Rédigé par l'équipe WebLex.


Financer les activités sociales et culturelles : une déduction possible ?

Pour rappel, le comité social et économique, comme le comité d’entreprise avant lui, assure, contrôle ou participe à la gestion de toutes les activités sociales et culturelles établies dans l'entreprise au profit des salariés. Parmi ces activités, on retrouve la gestion des cantines.

Pour la gestion de ces activités sociales et culturelles, l’employeur verse au CSE une contribution. Cette contribution aux activités sociales et culturelles du CSE est prévue par un accord d’entreprise. A défaut d’accord, depuis le 1er avril 2018, le rapport de cette contribution à la masse salariale brute ne peut pas être inférieur au même rapport existant pour l’année précédente (qui sert ainsi d’année de référence).

En ce qui concerne les cantines d’entreprise, et parce que le CSE peut déléguer la gestion de l’activité de cantine à l’employeur, la question s’est déjà posée de savoir si l’employeur pouvait déduire de cette contribution les sommes afférant à l’activité qu’il continue de gérer par délégation.

La réponse est non : le juge a récemment rappelé à un employeur qui avait commis cette erreur que la contribution aux activités sociales et culturelles du CSE doit tenir compte de l’ensemble des dépenses sociales et culturelles sur l’année précédente. Cela inclut les dépenses afférant à l’activité de cantine qu’il continuait de gérer.


Déplacements des membres du CSE : une dépense à la charge de l’instance ?

L’employeur doit également verser au CSE, comme au comité d’entreprise avant lui, une subvention de fonctionnement. C’est grâce à cette subvention que le CSE pourra notamment financer certaines expertises, le cas échéant.

Récemment, un employeur s’est vu réclamer, par des élus, la prise en charge de leurs frais de déplacement et d’hébergement résultant de leur présence à des commissions obligatoires de l’instance (en l’occurrence, il s’agissait du comité d’entreprise - CE).

Or, le règlement intérieur du CE prévoit que les frais de déplacement et d’hébergement liés aux commissions obligatoires du CE sont pris en charge par l’instance elle-même sur présentation des justificatifs. Mais les élus ont estimé que cette clause était abusive. Ils en ont donc demandé l’annulation au juge et le remboursement, par l’employeur, desdits frais.

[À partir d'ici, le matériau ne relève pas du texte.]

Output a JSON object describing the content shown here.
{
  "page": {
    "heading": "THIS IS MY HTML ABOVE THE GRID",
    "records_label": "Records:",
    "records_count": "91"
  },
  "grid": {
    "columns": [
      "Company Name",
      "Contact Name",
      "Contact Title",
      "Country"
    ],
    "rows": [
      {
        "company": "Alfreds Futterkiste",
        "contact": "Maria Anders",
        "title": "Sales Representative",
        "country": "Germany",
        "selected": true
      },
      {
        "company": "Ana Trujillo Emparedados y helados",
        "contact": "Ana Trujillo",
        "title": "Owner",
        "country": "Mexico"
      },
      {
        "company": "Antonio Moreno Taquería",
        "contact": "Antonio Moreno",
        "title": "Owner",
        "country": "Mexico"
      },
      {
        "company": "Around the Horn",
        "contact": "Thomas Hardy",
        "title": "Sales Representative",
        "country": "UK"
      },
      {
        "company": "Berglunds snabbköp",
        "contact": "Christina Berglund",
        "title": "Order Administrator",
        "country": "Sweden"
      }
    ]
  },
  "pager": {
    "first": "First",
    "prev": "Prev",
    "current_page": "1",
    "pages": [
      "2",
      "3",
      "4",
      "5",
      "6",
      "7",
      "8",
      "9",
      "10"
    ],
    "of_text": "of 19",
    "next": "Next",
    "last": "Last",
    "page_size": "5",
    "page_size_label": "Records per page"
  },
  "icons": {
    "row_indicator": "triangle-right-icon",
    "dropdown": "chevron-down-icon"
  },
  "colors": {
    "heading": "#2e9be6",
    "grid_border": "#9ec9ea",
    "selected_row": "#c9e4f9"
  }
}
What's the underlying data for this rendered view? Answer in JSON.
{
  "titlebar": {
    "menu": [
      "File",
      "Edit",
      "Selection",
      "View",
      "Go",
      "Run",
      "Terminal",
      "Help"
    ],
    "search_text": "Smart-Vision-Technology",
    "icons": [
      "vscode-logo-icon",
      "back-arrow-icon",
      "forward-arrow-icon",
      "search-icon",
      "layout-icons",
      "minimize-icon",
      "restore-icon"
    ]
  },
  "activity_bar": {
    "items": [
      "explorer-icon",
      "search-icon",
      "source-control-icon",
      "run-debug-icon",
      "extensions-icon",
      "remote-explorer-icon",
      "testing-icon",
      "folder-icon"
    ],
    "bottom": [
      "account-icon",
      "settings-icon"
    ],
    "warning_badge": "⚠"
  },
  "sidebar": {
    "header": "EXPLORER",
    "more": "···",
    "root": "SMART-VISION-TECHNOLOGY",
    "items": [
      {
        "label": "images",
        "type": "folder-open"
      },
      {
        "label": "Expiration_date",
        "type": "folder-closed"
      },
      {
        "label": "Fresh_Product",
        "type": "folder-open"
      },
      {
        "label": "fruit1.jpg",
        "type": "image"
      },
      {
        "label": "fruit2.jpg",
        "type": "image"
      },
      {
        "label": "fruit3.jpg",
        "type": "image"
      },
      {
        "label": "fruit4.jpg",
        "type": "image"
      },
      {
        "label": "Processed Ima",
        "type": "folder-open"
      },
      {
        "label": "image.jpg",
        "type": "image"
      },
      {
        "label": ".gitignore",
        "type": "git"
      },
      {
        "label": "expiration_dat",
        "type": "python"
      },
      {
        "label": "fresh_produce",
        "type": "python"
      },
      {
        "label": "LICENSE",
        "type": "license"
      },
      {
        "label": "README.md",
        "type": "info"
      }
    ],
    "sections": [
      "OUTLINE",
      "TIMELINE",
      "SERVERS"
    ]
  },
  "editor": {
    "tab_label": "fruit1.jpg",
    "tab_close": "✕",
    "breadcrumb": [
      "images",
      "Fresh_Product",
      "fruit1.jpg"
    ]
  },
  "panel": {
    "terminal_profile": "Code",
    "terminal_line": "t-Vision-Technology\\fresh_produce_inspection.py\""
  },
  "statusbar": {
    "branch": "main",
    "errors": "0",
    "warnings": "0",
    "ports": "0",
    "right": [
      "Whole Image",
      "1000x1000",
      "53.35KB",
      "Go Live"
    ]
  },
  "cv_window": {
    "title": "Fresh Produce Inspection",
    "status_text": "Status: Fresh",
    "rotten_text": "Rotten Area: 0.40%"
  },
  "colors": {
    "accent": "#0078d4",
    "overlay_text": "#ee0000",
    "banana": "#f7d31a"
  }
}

Ce qu’a refusé le juge : à moins que ces réunions ne soient légalement obligatoires ou à l’initiative de l’employeur, ce dernier n’est pas tenu de prendre en charge les frais de déplacement et d’hébergement afférant aux réunions des commissions.

A noter enfin, à la différence des budgets du CE, il existe une certaine perméabilité des budgets du CSE : il est possible de transférer le reliquat du budget de fonctionnement vers le budget des activités sociales et culturelles (ASC) du CSE si une délibération des membres de la délégation du CSE le prévoit. Mais depuis le 29 octobre 2018, l’excédent annuel du budget de fonctionnement ne peut être transféré vers celui des ASC que dans la limite de 10% de cet excédent.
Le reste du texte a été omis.